The original Mean Girls is not known for being the most woke—and neither is the 2024 adaptation. If you try to make a completely non-problematic Mean Girls, you would have little more than the title screen and credits, although the adaptation fixed some outdated ideas found in the original. For example, Coach Carr no longer hooks up with students, Janis is an actual lesbian and not “just Lebanese,” and Cady moves to Illinois from Kenya, rather than the continent of Africa. The 2024 film is also scrubbed clean of dated language and dated jokes. None of these fixes felt forced or cringey, in fact, they fit right in with the modernized storyline.

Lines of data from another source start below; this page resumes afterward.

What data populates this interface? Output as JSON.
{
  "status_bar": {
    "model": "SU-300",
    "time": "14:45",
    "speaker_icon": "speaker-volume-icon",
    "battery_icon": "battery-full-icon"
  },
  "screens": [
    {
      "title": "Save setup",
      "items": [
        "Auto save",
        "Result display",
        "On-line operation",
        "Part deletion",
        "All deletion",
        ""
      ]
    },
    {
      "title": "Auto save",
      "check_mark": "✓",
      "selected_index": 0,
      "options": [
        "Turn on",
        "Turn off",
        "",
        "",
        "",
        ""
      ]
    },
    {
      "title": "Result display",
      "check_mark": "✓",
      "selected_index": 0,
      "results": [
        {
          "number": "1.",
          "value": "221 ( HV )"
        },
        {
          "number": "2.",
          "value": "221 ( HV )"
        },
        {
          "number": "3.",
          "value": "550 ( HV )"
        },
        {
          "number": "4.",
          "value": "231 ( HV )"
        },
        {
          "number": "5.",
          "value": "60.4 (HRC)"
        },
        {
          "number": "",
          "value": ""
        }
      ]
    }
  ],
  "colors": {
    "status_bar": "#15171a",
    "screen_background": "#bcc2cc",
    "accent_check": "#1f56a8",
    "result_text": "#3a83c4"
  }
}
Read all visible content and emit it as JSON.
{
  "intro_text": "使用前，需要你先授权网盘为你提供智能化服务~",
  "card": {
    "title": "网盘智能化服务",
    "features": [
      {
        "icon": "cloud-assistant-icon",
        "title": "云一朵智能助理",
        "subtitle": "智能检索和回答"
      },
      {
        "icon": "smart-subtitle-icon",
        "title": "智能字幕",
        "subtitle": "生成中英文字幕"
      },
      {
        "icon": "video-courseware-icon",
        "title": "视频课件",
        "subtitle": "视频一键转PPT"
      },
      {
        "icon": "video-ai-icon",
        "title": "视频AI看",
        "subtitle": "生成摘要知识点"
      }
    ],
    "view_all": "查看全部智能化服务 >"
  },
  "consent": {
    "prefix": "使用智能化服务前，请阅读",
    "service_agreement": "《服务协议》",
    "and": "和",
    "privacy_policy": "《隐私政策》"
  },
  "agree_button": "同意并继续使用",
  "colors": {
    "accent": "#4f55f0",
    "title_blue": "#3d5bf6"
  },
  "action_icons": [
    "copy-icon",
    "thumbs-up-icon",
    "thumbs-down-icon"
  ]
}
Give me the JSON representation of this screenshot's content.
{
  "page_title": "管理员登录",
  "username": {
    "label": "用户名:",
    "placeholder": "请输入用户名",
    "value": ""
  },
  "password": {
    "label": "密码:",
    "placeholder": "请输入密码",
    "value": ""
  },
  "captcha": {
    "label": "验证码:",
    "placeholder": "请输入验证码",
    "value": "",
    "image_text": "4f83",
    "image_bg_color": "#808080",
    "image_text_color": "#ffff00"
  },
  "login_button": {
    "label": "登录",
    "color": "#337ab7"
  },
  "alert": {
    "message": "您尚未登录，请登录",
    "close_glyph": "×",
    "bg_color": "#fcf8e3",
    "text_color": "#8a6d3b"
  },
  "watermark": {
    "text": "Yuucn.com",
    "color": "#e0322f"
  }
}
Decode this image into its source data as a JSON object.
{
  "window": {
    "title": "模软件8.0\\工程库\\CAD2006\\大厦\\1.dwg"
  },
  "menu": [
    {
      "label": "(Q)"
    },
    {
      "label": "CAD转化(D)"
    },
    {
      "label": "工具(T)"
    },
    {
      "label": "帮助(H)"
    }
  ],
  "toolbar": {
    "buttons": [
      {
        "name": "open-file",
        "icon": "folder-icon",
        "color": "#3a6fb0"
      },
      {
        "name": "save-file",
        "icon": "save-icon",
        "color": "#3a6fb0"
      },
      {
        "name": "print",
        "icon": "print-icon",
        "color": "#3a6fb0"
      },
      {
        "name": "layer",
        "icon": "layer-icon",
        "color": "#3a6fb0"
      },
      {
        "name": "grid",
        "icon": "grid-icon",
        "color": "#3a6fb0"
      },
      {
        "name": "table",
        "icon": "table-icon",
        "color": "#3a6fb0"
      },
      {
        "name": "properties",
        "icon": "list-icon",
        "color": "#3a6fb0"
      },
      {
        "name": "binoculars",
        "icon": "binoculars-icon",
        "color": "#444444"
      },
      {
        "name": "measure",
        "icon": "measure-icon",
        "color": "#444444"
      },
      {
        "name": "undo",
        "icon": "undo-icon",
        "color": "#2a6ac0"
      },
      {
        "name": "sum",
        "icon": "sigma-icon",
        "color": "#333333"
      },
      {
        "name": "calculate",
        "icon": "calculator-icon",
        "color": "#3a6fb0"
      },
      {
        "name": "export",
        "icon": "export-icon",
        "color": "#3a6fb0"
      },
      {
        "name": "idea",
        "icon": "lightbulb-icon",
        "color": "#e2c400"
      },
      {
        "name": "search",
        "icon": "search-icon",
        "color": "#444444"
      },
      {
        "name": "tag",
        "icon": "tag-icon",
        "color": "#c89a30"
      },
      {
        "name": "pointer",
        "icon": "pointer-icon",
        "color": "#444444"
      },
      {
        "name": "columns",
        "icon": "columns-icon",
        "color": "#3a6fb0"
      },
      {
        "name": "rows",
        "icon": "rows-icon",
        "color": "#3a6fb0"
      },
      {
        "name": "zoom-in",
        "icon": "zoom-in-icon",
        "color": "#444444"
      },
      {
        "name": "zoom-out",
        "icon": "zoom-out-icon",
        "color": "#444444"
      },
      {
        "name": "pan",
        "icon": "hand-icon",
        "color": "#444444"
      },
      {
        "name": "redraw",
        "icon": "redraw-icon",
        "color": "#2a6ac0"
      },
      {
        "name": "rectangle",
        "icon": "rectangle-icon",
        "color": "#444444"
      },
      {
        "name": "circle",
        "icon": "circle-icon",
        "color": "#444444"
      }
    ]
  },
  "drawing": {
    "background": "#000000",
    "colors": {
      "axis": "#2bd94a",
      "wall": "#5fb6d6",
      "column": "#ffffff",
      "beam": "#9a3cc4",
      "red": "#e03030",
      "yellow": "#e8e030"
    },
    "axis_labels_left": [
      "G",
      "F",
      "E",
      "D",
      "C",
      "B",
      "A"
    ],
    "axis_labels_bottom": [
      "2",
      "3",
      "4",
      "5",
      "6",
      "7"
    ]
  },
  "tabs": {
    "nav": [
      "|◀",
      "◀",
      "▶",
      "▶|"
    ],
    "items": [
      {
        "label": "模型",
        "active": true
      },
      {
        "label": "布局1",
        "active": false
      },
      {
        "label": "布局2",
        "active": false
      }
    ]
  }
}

The initial scene of the movie sets the tone— a vertical frame of Janis and Damian being filmed on a smartphone. This tells audiences two things, the story is narrated by Janis and Damion this time around—not Cady—and that the film will be utilizing modern technology and social media to tell the story. The ladder is evident in the way that Regina goes viral, gets a TikTok filter after the viral moment, and has legions of followers looking up to her beyond North Shore High. Social media is not glamorized in the film though; Regina’s downfall also goes viral on TikTok, and the Burn Book gets posted on social media rather than printed out. In the early 2000s, it took a few periods of the school day for students to learn that Amber D’Alessio made out with a hotdog. In 2024, the Burn Book bombshells are instantaneously available, showcasing the reality of being a teenager in the modern day.
The musical aspect of the film adds some comedy lacking from the original with updated references. When Damion sings a sad French song for the talent show, Mr. Duvall thanks him for singing the ICarly theme song in French, referencing a show that aired after the first film was released. At another point, Tina Fey opens her mouth to sing–the inside joke that she’s not a singer is played off when she makes a choking noise, knowingly toying with the audience.
The film accomplished what it needed to while staying true to the heart of the original. Obviously, the 2024 version was not as fetch as the original (how can you improve on a classic?), but the jokes were funny, the songs were catchy, the cast was perfect, the necessary homages were present. I adequately enjoyed the adaptation of the classic I’ve long been a fan of.